The exhaust are dual, but they are down-turned pipes. They exit before the bumper. No reason to have anything visible in the back. The cutouts are purely cosmetic.

It's soundaktor-type stuff IMHO. Just like the newer q5.

Here's mine:


----------



## rickhamilton620 (May 27, 2015)

Honestly, to 95% of the target market for Atlas, this doesn't matter at all.


----------



## DJMcGoven (Mar 2, 2007)

This was mentioned in another thread, but the reason automakers do this is because over time the exhaust turns the tail pipes dark. So adding non-functional tail pipes gives it the look the designers want but also keeps them from looking filthy years down the road. 

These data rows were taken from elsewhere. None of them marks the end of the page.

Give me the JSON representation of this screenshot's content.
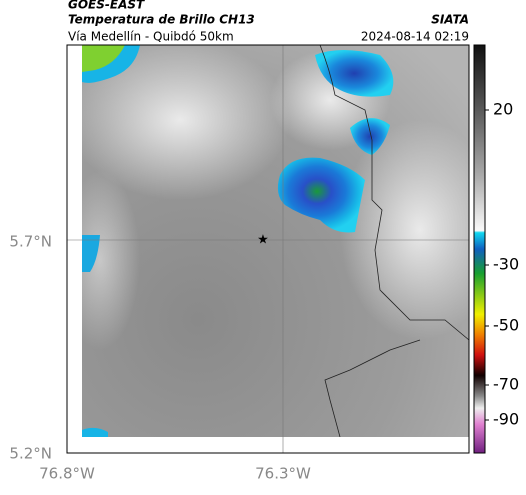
{
  "header": {
    "satellite": "GOES-EAST",
    "title": "Temperatura de Brillo CH13",
    "route": "Vía Medellín - Quibdó 50km",
    "source": "SIATA",
    "datetime": "2024-08-14 02:19"
  },
  "axes": {
    "lat_labels": [
      "5.7°N",
      "5.2°N"
    ],
    "lon_labels": [
      "76.8°W",
      "76.3°W"
    ]
  },
  "colorbar": {
    "ticks": [
      20,
      -30,
      -50,
      -70,
      -90
    ]
  }
}
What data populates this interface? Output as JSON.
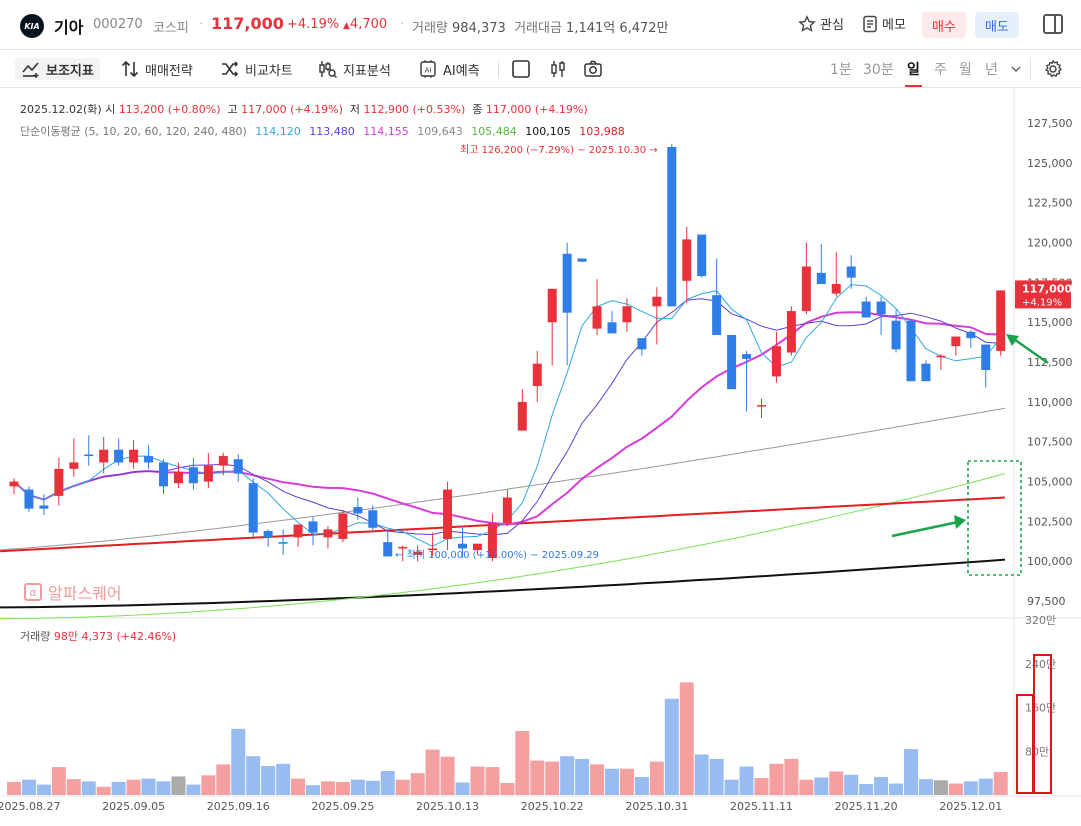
{
  "header": {
    "logo_text": "KIA",
    "name": "기아",
    "code": "000270",
    "exchange": "코스피",
    "price": "117,000",
    "change_pct": "+4.19%",
    "change_abs": "4,700",
    "volume_label": "거래량",
    "volume": "984,373",
    "amount_label": "거래대금",
    "amount": "1,141억 6,472만",
    "watch_label": "관심",
    "memo_label": "메모",
    "buy_label": "매수",
    "sell_label": "매도"
  },
  "toolbar": {
    "tools": [
      "보조지표",
      "매매전략",
      "비교차트",
      "지표분석",
      "AI예측"
    ],
    "periods": [
      "1분",
      "30분",
      "일",
      "주",
      "월",
      "년"
    ],
    "active_period": "일"
  },
  "info": {
    "date": "2025.12.02(화)",
    "open_label": "시",
    "open": "113,200 (+0.80%)",
    "high_label": "고",
    "high": "117,000 (+4.19%)",
    "low_label": "저",
    "low": "112,900 (+0.53%)",
    "close_label": "종",
    "close": "117,000 (+4.19%)",
    "ma_label": "단순이동평균 (5, 10, 20, 60, 120, 240, 480)",
    "ma_values": [
      "114,120",
      "113,480",
      "114,155",
      "109,643",
      "105,484",
      "100,105",
      "103,988"
    ],
    "ma_colors": [
      "#2ea8e0",
      "#5b3fd6",
      "#d93ad9",
      "#999999",
      "#66cc44",
      "#111111",
      "#e02020"
    ]
  },
  "volume_info": {
    "label": "거래량",
    "value": "98만 4,373 (+42.46%)"
  },
  "watermark": "알파스퀘어",
  "annotations": {
    "high": "최고 126,200 (−7.29%) − 2025.10.30",
    "low": "최저 100,000 (+17.00%) − 2025.09.29"
  },
  "price_tag": {
    "price": "117,000",
    "pct": "+4.19%"
  },
  "colors": {
    "up": "#e8313a",
    "down": "#2f7de8",
    "up_vol": "#f4a0a0",
    "down_vol": "#98bcf0"
  },
  "chart_data": {
    "type": "candlestick",
    "y_ticks": [
      "127,500",
      "125,000",
      "122,500",
      "120,000",
      "117,500",
      "115,000",
      "112,500",
      "110,000",
      "107,500",
      "105,000",
      "102,500",
      "100,000",
      "97,500"
    ],
    "ylim": [
      96500,
      129200
    ],
    "vol_ticks": [
      "320만",
      "240만",
      "160만",
      "80만"
    ],
    "vol_max": 3200000,
    "x_labels": [
      "2025.08.27",
      "2025.09.05",
      "2025.09.16",
      "2025.09.25",
      "2025.10.13",
      "2025.10.22",
      "2025.10.31",
      "2025.11.11",
      "2025.11.20",
      "2025.12.01"
    ],
    "candles": [
      [
        104700,
        105200,
        104200,
        105000
      ],
      [
        104500,
        104700,
        103100,
        103300
      ],
      [
        103500,
        104200,
        102900,
        103300
      ],
      [
        104100,
        106500,
        103500,
        105800
      ],
      [
        105800,
        107700,
        105300,
        106200
      ],
      [
        106700,
        107900,
        106000,
        106600
      ],
      [
        106200,
        107800,
        105500,
        107000
      ],
      [
        107000,
        107700,
        106000,
        106200
      ],
      [
        106200,
        107600,
        105800,
        107000
      ],
      [
        106600,
        107300,
        105800,
        106200
      ],
      [
        106200,
        106400,
        104200,
        104700
      ],
      [
        104900,
        106200,
        104600,
        105600
      ],
      [
        105900,
        106500,
        104500,
        104900
      ],
      [
        105000,
        106800,
        104600,
        106000
      ],
      [
        106000,
        106800,
        105400,
        106600
      ],
      [
        106400,
        106700,
        105000,
        105500
      ],
      [
        104900,
        105200,
        101500,
        101800
      ],
      [
        101900,
        102000,
        100900,
        101500
      ],
      [
        101200,
        102000,
        100400,
        101100
      ],
      [
        101500,
        102300,
        100900,
        102300
      ],
      [
        102500,
        102800,
        101000,
        101800
      ],
      [
        101500,
        102200,
        100800,
        102000
      ],
      [
        101400,
        103200,
        101200,
        103000
      ],
      [
        103400,
        104000,
        102600,
        103000
      ],
      [
        103200,
        103500,
        101800,
        102100
      ],
      [
        101200,
        101900,
        100300,
        100300
      ],
      [
        100800,
        101000,
        100000,
        100900
      ],
      [
        100400,
        101000,
        100000,
        100600
      ],
      [
        100700,
        101800,
        100300,
        100800
      ],
      [
        101400,
        105000,
        100700,
        104500
      ],
      [
        101100,
        102200,
        100200,
        100800
      ],
      [
        100700,
        101100,
        100400,
        101100
      ],
      [
        100200,
        103000,
        100000,
        102400
      ],
      [
        102400,
        104500,
        102200,
        104000
      ],
      [
        108200,
        110800,
        108200,
        110000
      ],
      [
        111000,
        113200,
        110000,
        112400
      ],
      [
        115000,
        117100,
        112300,
        117100
      ],
      [
        119300,
        120000,
        112300,
        115600
      ],
      [
        119000,
        119000,
        118800,
        118800
      ],
      [
        114600,
        117700,
        114200,
        116000
      ],
      [
        115000,
        115700,
        114300,
        114300
      ],
      [
        115000,
        116500,
        114400,
        116000
      ],
      [
        114000,
        114000,
        112900,
        113300
      ],
      [
        116000,
        117200,
        113600,
        116600
      ],
      [
        126000,
        126200,
        116000,
        116000
      ],
      [
        117600,
        121000,
        116200,
        120200
      ],
      [
        120500,
        120500,
        117800,
        117900
      ],
      [
        116700,
        119000,
        114200,
        114200
      ],
      [
        114200,
        114200,
        110800,
        110800
      ],
      [
        113000,
        113200,
        109400,
        112700
      ],
      [
        109800,
        110200,
        109000,
        109800
      ],
      [
        111600,
        114400,
        111200,
        113500
      ],
      [
        113100,
        116000,
        112900,
        115700
      ],
      [
        115700,
        120000,
        115500,
        118500
      ],
      [
        118100,
        119900,
        117400,
        117400
      ],
      [
        116800,
        119400,
        116600,
        117400
      ],
      [
        118500,
        119200,
        117100,
        117800
      ],
      [
        116300,
        116600,
        115300,
        115300
      ],
      [
        116300,
        116600,
        114200,
        115500
      ],
      [
        115100,
        115800,
        113100,
        113300
      ],
      [
        115100,
        115200,
        111300,
        111300
      ],
      [
        112400,
        112600,
        111300,
        111300
      ],
      [
        112900,
        113000,
        112000,
        112900
      ],
      [
        113500,
        114100,
        112900,
        114100
      ],
      [
        114400,
        114500,
        113400,
        114000
      ],
      [
        113600,
        113600,
        110900,
        112000
      ],
      [
        113200,
        117000,
        112900,
        117000
      ]
    ],
    "volumes": [
      240000,
      280000,
      190000,
      510000,
      290000,
      250000,
      150000,
      240000,
      280000,
      300000,
      250000,
      340000,
      190000,
      360000,
      560000,
      1210000,
      710000,
      530000,
      570000,
      300000,
      180000,
      250000,
      240000,
      280000,
      260000,
      440000,
      280000,
      400000,
      830000,
      700000,
      230000,
      520000,
      510000,
      220000,
      1170000,
      630000,
      610000,
      710000,
      660000,
      560000,
      480000,
      480000,
      330000,
      610000,
      1760000,
      2060000,
      740000,
      660000,
      280000,
      520000,
      310000,
      570000,
      660000,
      280000,
      320000,
      430000,
      370000,
      200000,
      330000,
      210000,
      840000,
      290000,
      270000,
      210000,
      250000,
      300000,
      420000
    ]
  }
}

And like the guy above stated, majority of buyers don't care if they're real or fake.


----------



## nkresho (Aug 8, 2010)

I get that it's the new industry standard. My post was meant more as a PSA than anything else. I guess I was bitching a little too. I'm pretty close to getting one myself.

I'd rather see a tesla-like ass than fake cutouts. Looks way cleaner to me.

I guess I am one of few that actually watch the flaps open and close on the inner pipe when bmws go WOT in traffic. if I get the atlas, people can watch my nothing do nothing, and watch exhaust fumes bellow from underneath my bumper on a cold winter morning.


----------



## snobrdrdan (Sep 10, 2008)

Atlas pic:


----------



## Don® (Oct 11, 2011)

nkresho said:


> I get that it's the new industry standard. My post was meant more as a PSA than anything else. I guess I was bitching a little too. I'm pretty close to getting one myself.
> 
> I'd rather see a tesla-like ass than fake cutouts. Looks way cleaner to me.
> 
> I guess I am one of few that actually watch the flaps open and close on the inner pipe when bmws go WOT in traffic. if I get the atlas, people can watch my nothing do nothing, and watch exhaust fumes bellow from underneath my bumper on a cold winter morning.


:laugh:


----------



## brbutler (Sep 15, 2011)

I'm not a fan of fake anything. Even if functional, I don't really care for the over stylized exhaust outputs on many vehicles today - just prefer stealth pipes behind the bumper, like the old days 

That said, I find it amusing that gas powered vehicles' tailpipes get all black and sooty, while my old TDI JSW and current BMW X5 diesel tailpipes remain squeaky clean - inside and out.


----------



## jkopelc (Mar 1, 2017)

A number of automakers do this - so VW isnt the only one.

My 2012 X5 35i - dual exhaust and actually only one side is connected - go figure :laugh: 

SO in winter I get the exhaust only from one side of the vehicle - talk about letting anyone behind you know that the gig is up


----------



## chipster (May 30, 2017)

*Exhaust upgrade*

.... must .... resist .. temptation ... 

... Techtonics Tuning Dual CatBack Exhaust? to advertise the nice VR6 growl ... and get rid of the rear suitcase muffler and oval pre-muffler ...


----------



## brbutler (Sep 15, 2011)

jkopelc said:


> A number of automakers do this - so VW isnt the only one.
> 
> My 2012 X5 35i - dual exhaust and actually only one side is connected - go figure :laugh:
> 
> SO in winter I get the exhaust only from one side of the vehicle - talk about letting anyone behind you know that the gig is up


Actually, on the X5 35i there is a shutter valve that opens the second pipe in certain conditions, such as wide open throttle. My X5 diesel both pipes are open all the time.


----------